Un manoir en Cornouailles d’Eve Chase

Résumé de l’éditeur : Cornouailles, 1968. Pencraw, un grandiose manoir en ruine dans lequel les Alton élisent domicile l’été. Le temps semble s’y être arrêté et défile sans encombre. Jusqu’au drame qui vient bouleverser leurs vies et arrêter le temps à jamais. Cinquante ans plus tard, avec son fiancé Jon, Lorna roule à la recherche du manoir des Lapins noirs, cette maison où elle a séjourné enfant. Elle rêve d’y célébrer son mariage. Tout dans cette vieille demeure l’appelle et l’attire. Mais faut-il vraiment déterrer les sombres mystères de ce manoir en Cornouailles ? Eve Chase nous entraîne dans une passionnante spirale unissant deux femmes séparées par les années, mais que la force de l’amour et le poids des secrets réunissent en une seule voix, mélancolique et entêtante.

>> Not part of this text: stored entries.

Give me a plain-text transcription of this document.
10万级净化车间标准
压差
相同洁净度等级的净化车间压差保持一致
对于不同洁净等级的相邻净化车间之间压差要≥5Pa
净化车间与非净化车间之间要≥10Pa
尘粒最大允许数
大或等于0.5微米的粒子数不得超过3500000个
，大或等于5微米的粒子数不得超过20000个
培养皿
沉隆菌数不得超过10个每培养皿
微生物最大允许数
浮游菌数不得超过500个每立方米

La promesse d’un roman aux secrets de famille bien gardés est toujours tentante. Un manoir en Cornouailles nous propose de retracer les liens unissant deux familles sur deux époques différentes. Lorna nourrit des doutes concernant ses racines et son enfance. Petit-à-petit, elle va démêler le vrai du faux pour finalement découvrir la vérité et pouvoir aller de l’avant. En parallèle, nous suivons l’existence de la fratrie Alton dans leur manoir de Pencraw pendant les années 60. Leur enfance ne se passe pas sans mal. En effet, le bonheur et l’insouciance sont vite balayés par une succession de drames. Sans grande surprise, c’est cette seconde histoire qui m’a le plus touchée.

Ce roman est plutôt agréable à parcourir. L’écriture d’Eve Chase est correcte. Malheureusement, Un manoir en Cornouailles souffre de quelques bémols à mon sens. L’ensemble manque d’une ambiance et d’une atmosphère singulières. La Cornouailles, ses paysages magnifiques, ses traditions et ses croyances sont très peu décrits. Il en va de même concernant le contexte très riche de la fin des années 60 au Royaume-Uni si peu détaillé. L’histoire aurait bien pu se dérouler dans la première moitié du XXe siècle que je n’aurais vu aucune différence. Tous ces élèments auraient pu apporter un peu de relief et de caractère à ce récit.

Il s’agit d’un roman sympathique sur le moment mais qui, malheureusement, ne me laissera pas un souvenir impérissable. Je ressors donc de cette lecture avec un sentiment mitigé. En effet, les bémols cités plus hauts m’ont cruellement manqué et n’ont pas servi cette histoire pourtant pleine de promesses. Je retiendrais tout de même la fratrie Alton formées de personnages attachants.